Charlie Marlow is the novel’s main character. He is a well-seasoned seaman who captains a riverboat steamer up the Congo River into the heart of Africa.
He is a man who loves exploring uncharted areas, but he is transformed by his experience in the Congo and his encounters with the enigmatic Kurtz. He comes to admire Kurtz and vows to protect Kurtz’s memory and the message he espouses.
The Central Station Manager is the main company agent in the area. Even though Kurtz is his most productive agent, he wants to remove him because he fears that Kurtz wants to take his job. The Manager serves as a contrast to Kurtz in that while Kurtz commands so much respect that he is actually revered by his followers, the Manager survives by making things uncomfortable for his workers.
The Brickmaker is a company worker at the Central Station. He was initially sent to make bricks, but as the ingredients for brick making cannot be located in the region, he has become the Central Station Manager’s secretary. Other workers think of him as a spy for the Manager. He does, however, believe that Kurtz is destined for great things within the company.
The Pilgrims. Marlow refers to the company workers as “pilgrims.”
The Cannibals. Marlow refers to the natives hired to help run the steamboat as cannibals. Marlow respects their ability to control their urges and to remain calm in the face of adversity. In many ways, the cannibals are more civilized than the Pilgrims.

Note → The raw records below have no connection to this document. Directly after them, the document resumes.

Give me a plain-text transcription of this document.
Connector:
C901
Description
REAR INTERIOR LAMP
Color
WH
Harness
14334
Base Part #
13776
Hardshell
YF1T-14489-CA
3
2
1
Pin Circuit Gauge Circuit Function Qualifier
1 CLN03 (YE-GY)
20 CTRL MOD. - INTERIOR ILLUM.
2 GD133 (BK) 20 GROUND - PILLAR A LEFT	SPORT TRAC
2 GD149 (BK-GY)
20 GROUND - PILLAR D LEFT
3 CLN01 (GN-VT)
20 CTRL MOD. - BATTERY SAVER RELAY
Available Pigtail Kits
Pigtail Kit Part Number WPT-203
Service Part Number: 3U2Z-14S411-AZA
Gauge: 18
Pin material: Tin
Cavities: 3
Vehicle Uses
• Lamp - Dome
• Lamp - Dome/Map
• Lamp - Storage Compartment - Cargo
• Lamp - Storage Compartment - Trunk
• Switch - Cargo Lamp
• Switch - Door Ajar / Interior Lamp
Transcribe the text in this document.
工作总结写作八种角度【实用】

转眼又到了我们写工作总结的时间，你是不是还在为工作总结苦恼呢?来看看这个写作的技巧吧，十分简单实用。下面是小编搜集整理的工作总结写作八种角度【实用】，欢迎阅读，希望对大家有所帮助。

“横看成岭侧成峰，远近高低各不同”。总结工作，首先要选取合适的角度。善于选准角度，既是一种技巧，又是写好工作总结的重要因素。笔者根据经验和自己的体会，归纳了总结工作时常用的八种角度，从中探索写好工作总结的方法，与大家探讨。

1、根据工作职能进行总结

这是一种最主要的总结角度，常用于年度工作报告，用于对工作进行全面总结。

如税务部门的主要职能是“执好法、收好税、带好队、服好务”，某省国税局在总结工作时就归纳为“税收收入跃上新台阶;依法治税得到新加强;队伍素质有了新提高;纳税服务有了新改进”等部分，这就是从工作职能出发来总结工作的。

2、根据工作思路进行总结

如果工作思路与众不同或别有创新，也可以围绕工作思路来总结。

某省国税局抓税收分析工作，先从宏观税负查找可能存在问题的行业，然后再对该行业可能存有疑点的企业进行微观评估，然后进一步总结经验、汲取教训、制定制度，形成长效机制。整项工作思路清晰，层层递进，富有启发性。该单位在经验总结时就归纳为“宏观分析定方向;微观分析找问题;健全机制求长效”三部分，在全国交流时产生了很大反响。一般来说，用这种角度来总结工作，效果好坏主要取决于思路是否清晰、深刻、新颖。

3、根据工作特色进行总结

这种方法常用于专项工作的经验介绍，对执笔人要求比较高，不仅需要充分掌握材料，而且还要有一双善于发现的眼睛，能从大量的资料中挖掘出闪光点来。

The Eldorado Exploration Expedition is a large caravan led by the uncle of the Central Station Manager. The Expedition comes to the Central Station while Marlow is there. Marlow later learns that it meets an untimely end in the jungle.
The Fireman is a native Marlow employs to run the boiler on his boat. Marlow describes the fireman as a rather savage individual who has been trained to tend the boiler.
The Helmsman is a native who steers Marlow’s steamboat. He is killed by a spear in an exchange with Kurtz’s followers when the boat nears Kurtz’s Inner Station. Marlow dumps his body into the river.
The Harlequin is a Russian sailor who wandered into the jungle in search of adventure. He eventually encountered Kurtz and was immediately captivated by him. He now lives at Kurtz’s Inner Station. His clothes are made of a sturdy cloth but are patched numerous times with bright colored fabric, which reminds Marlow of a traditional harlequin.
The Intended is Kurtz’s fiancee. She is a refined, cultured woman, and she remains faithful to Kurtz long after his death. Marlow visits her upon his return to Europe, giving her a small packet of letters Kurtz has written and a photograph. She implores Marlow to tell her Kurtz’s last words.
The Native Woman may be Kurtz’s mistress. Clearly, she has a strong affection for him. She is the dark counterpart to Kurtz’s fiancee, his Intended.
Captain Fresleven is the man Marlow replaces. He is killed in a scuffle with a native chief over two hens. Fresleven beats the elderly chief, and the chief’s son kills him with a spear.
Marlow’s Aunt. Marlow’s aunt uses the influence of her friends to secure his position as a steamboat captain. She wants Marlow to undertake the adventure, stressing that he should help to stamp out the savage ways of the natives.
The Nellie is the ship, anchored in the Thames River, on which Marlow tells his tale.
The Director of Companies, the Lawyer, and the Accountant. These men are present on the Nellie when Marlow tells his tale. They are friends of Marlow, and they have all shared various adventures at sea. They do not play a significant role in the story, though they do occasionally scoff at it.
The Narrator. The actual narrator remains unnamed. Nothing is learned of him, except that he is an acquaintance of Marlow.